Slitta decisione rinvio giudizio Mancini

Accusato con altri di crack da 2 milioni di società Img

(ANSA) - ROMA, 20 GEN - Era attesa per oggi ma è slittata al 13 aprile la decisione del gup di Roma sulla richiesta di rinvio a giudizio per l'allenatore dell'Inter Roberto Mancini e per altre 3 persone, fra cui l'imprenditore Marco Mezzaroma. L'accusa per tutti è di bancarotta per il fallimento, per 2 milioni di euro, della società Img. La decisione è stata rinviata perché si è in attesa della motivazione di un provvedimento adottato dalla Corte di Cassazione.
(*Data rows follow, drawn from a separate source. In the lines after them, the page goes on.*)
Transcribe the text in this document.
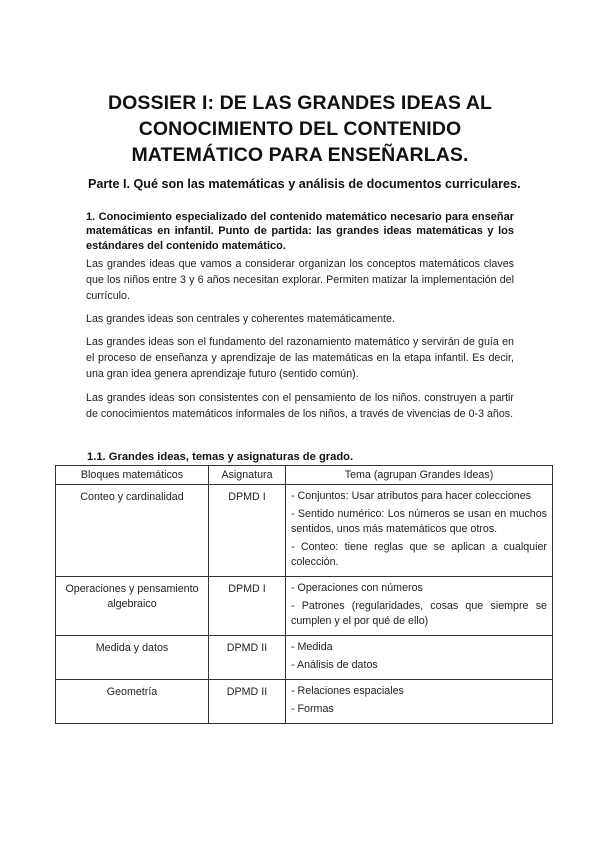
DOSSIER I: DE LAS GRANDES IDEAS AL
CONOCIMIENTO DEL CONTENIDO
MATEMÁTICO PARA ENSEÑARLAS.

Parte I. Qué son las matemáticas y análisis de documentos curriculares.

1. Conocimiento especializado del contenido matemático necesario para enseñar matemáticas en infantil. Punto de partida: las grandes ideas matemáticas y los estándares del contenido matemático.

Las grandes ideas que vamos a considerar organizan los conceptos matemáticos claves que los niños entre 3 y 6 años necesitan explorar. Permiten matizar la implementación del currículo.

Las grandes ideas son centrales y coherentes matemáticamente.

Las grandes ideas son el fundamento del razonamiento matemático y servirán de guía en el proceso de enseñanza y aprendizaje de las matemáticas en la etapa infantil. Es decir, una gran idea genera aprendizaje futuro (sentido común).

Las grandes ideas son consistentes con el pensamiento de los niños. construyen a partir de conocimientos matemáticos informales de los niños, a través de vivencias de 0-3 años.

1.1. Grandes ideas, temas y asignaturas de grado.

Bloques matemáticos	Asignatura	Tema (agrupan Grandes Ideas)
Conteo y cardinalidad	DPMD I	- Conjuntos: Usar atributos para hacer colecciones

- Sentido numérico: Los números se usan en muchos sentidos, unos más matemáticos que otros.

- Conteo: tiene reglas que se aplican a cualquier colección.

Operaciones y pensamiento algebraico	DPMD I	- Operaciones con números

- Patrones (regularidades, cosas que siempre se cumplen y el por qué de ello)

Medida y datos	DPMD II	- Medida

- Análisis de datos

Geometría	DPMD II	- Relaciones espaciales

- Formas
    Mancini e Mezzaroma, secondo il pm Stefano Rocco Fava, sarebbero coinvolti nel fallimento in via indiretta non avendo quote della società fallita. Il loro legame è connesso alla società Mastro, di cui sono soci, specializzata nel campo della costruzione e della vendita di immobili.
    Per la Procura, a Mancini e Mezzaroma sarebbero giunti assegni bancari provenienti dalla Img. La vicenda giudiziaria si concentra sull'attività svolta fra il 2006 e il 2009, quando i bilanci della Img sarebbero stati prosciugati attraverso un giro di fatturazioni nate da operazioni fittizie.